Il est expressément renvoyé aux dernières conclusions déposées par les parties pour l'exposé de leurs moyens et prétentions conformément à l'article 455 du code de procédure civile.
La clôture de la procédure a été prononcée le 14 mai 2024, l'affaire a été fixée le 08 octobre 2024 et mise en délibéré, par mise à disposition du jugement au greffe, au 10 décembre 2024. Le délibéré a été prorogé au 28 janvier 2025.
[DÉBATS NON PUBLICS – Motivation de la décision occultée]
PAR CES MOTIFS
Statuant publiquement par mise à disposition au greffe, par jugement contradictoire et susceptible d'appel, après débats non publics,
CONSTATE que l’ordonnance de non conciliation ayant statué sur les modalités de vie séparée des époux est en date du 28 février 2019 ;
DIT que le juge français est compétent ;
DIT que la loi italienne est applicable au prononcé du divorce et aux obligations alimentaires ;
PRONONCE sur le fondement pour altération définitive du lien conjugal le divorce de :
Monsieur [D] [I] [M] [U], né le [Date naissance 2] 1957 à [Localité 9] (ITALIE)
et de
Madame [P] [Y], née le [Date naissance 3] 1965 à [Localité 8] (ITALIE)

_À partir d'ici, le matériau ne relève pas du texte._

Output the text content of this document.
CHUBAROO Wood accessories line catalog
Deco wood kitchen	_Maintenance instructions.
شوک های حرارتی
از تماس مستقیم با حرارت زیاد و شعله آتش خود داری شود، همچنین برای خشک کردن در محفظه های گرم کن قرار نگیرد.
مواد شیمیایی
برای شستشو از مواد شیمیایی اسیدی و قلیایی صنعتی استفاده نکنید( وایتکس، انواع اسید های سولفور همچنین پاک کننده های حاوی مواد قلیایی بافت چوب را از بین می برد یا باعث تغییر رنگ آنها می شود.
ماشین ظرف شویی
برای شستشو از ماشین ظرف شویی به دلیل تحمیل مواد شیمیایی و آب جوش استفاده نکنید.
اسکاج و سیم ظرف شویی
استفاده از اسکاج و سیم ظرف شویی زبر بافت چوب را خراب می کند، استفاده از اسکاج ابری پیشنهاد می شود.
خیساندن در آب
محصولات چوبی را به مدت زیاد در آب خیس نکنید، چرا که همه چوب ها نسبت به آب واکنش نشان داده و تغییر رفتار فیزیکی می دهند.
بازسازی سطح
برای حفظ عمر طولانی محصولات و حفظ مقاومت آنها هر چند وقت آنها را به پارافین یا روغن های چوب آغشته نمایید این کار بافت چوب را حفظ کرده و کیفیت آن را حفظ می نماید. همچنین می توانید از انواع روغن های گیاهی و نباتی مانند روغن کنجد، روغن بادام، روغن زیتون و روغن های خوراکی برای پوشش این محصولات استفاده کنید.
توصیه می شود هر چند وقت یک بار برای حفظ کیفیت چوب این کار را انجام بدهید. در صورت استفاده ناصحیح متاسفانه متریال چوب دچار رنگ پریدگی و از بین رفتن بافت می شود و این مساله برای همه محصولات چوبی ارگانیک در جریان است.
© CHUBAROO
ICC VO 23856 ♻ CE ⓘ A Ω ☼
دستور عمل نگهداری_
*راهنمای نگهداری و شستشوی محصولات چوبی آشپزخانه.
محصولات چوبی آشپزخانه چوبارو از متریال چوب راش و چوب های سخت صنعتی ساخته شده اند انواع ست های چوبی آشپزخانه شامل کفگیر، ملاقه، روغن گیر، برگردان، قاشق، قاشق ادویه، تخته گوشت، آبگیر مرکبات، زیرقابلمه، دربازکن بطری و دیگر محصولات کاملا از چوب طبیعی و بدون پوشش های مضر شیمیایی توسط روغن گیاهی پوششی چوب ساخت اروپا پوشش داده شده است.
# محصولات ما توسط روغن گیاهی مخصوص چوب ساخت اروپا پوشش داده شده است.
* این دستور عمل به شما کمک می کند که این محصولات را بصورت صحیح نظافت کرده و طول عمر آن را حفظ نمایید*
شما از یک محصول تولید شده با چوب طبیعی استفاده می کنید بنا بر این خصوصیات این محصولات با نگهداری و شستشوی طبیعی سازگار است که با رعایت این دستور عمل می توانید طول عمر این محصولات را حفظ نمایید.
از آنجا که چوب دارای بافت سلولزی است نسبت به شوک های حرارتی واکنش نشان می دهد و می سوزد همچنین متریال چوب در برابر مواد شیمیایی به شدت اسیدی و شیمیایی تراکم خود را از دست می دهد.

lesquels se sont mariés le [Date mariage 1] 1995 devant l’officier de l’état civil de la mairie de [Localité 11] (ITALIE) ;
ORDONNE la publicité de cette décision en marge des actes de l'état civil des époux détenus par un officier de l'état civil français conformément aux dispositions de l'article 1082 du code de procédure civile ;
CONDAMNE Monsieur [D] [U] à verser à Madame [P] [Y], à titre de prestation compensatoire, la somme en capital de 30 000 €, en soixante mensualités égales de 500 € ;
DIT que ces mensualités sont payables d'avance, le 1er de chaque mois, par mandat ou virement ou encore en espèces contre reçu, au domicile du créancier, et sans frais pour lui avec indexation ;
DIT que chaque partie conserve la charge de ses dépens ;
CONDAMNE Madame [P] [Y] à verser à Monsieur [D] [U] 2000 € sur le fondement de l'article 700 du Code de Procédure civile ;
REJETTE les autres demandes ;
En foi de quoi le présent jugement a été signé par le juge aux affaires familiales et le greffier présent lors du prononcé par mise à disposition au greffe.